Wilkin van de Kamp, gemeentestichter en voorganger van de Euregio Christengemeente, is al jarenlang bezig met bevrijdingspastoraat. In zijn handboek Geboren om vrij te zijn behandelt hij ook zaken als het raadplegen van doden. De cijfers verbazen hem niet: “Ik schrik wel elke keer van de onwetendheid van christenen, maar snap dat ze hiernaar verlangen. God heeft het verlangen naar het bovennatuurlijke immers zelf in de mens gelegd. Het begint meestal met nieuwsgierigheid en dat gaat over in fascinatie. Dat woord komt van het Latijnse woord fascinare, dat ‘betoveren’ of ‘laten meeslepen’ betekent. Dat is iets wat bij deze programma’s makkelijk kan gebeuren.”

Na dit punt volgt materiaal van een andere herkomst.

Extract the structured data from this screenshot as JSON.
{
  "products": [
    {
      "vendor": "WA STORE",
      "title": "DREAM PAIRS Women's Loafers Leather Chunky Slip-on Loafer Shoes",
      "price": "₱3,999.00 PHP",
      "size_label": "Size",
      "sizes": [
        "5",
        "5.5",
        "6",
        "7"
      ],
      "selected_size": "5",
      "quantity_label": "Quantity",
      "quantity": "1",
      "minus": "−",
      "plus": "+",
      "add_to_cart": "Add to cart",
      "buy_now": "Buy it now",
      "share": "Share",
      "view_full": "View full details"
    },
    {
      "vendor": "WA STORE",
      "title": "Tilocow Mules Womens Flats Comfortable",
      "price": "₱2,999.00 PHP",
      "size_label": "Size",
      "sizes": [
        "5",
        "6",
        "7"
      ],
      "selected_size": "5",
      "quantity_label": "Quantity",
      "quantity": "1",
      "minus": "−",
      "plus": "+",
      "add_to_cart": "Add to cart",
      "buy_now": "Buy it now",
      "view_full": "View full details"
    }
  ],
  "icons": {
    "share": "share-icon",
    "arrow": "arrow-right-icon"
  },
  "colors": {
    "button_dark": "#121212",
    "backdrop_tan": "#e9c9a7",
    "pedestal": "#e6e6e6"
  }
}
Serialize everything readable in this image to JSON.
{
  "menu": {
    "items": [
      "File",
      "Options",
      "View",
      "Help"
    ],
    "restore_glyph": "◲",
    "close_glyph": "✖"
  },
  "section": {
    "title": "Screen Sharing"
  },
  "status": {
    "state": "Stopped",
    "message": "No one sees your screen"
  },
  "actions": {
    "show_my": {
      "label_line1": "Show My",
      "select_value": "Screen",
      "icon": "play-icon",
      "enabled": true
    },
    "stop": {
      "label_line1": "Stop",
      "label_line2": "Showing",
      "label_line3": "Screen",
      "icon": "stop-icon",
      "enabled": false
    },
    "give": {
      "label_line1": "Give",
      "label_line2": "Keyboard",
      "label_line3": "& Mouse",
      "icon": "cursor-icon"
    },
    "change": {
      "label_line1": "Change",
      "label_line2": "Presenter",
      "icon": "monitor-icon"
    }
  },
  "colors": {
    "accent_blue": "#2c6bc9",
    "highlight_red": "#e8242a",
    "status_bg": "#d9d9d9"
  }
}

Zowel Suurmond als Van de Kamp doen de uitspraken in de programma’s niet af als ‘verzinsels’. Van de Kamp: “De geestelijke wereld is heel reëel, daarom heeft God er ook voor gewaarschuwd (zie kader). In de gelijkenis met de rijke man en de arme Lazarus geeft Jezus al aan dat het niet mogelijk is voor doden om andere plaatsen te bezoeken. Er vind hier in deze programma’s dus een spelletje plaats. Het medium heeft geen contact met de overledene, maar met een boze geest die zich voordoet als de overledene. Zij spreken de nabestaanden liefdevol en bemoedigend toe. Dat staat ook weer in de Bijbel: de satan zal zich voordoen als een engel van het licht.”

Kom je dan automatisch onder een soort vloek als je naar deze programma’s kijkt?

Van de Kamp: “We moeten de duivel niet teveel credits geven. Hij is geen god, maar een gevallen engel. Maar als je je begeeft op zijn terrein, kun je verwachten dat je lastiggevallen wordt. Zo werd er in het leven van de kerkvader Tertullianus een vrouw binnengebracht die naar het theater ging en gebonden terugkwam. Tertullianus vertelt: ‘Toen we tijdens de bevrijding de onreine geest verweten een gelovige aangevallen te hebben, antwoordde de boze geest vastberaden: ‘Waarachtig, ik had alle recht dit te doen, want ik vond haar in mijn gebied!’ Ons theater kan de televisie zijn.

Sommige mensen kijken naar deze programma’s voor een negatieve bevestiging dat God bestaat. Als er een duivel bestaat, bestaat er ook een God. We zouden de almacht, de alomtegenwoordigheid en de alwetendheid van God in onze kerken wel eens meer mogen prediken. Als we dat geloven, hoeven we niet meer op zoek naar die negatieve bevestiging!”

Hoe kunnen we als christenen op de populariteit van deze programma’s reageren?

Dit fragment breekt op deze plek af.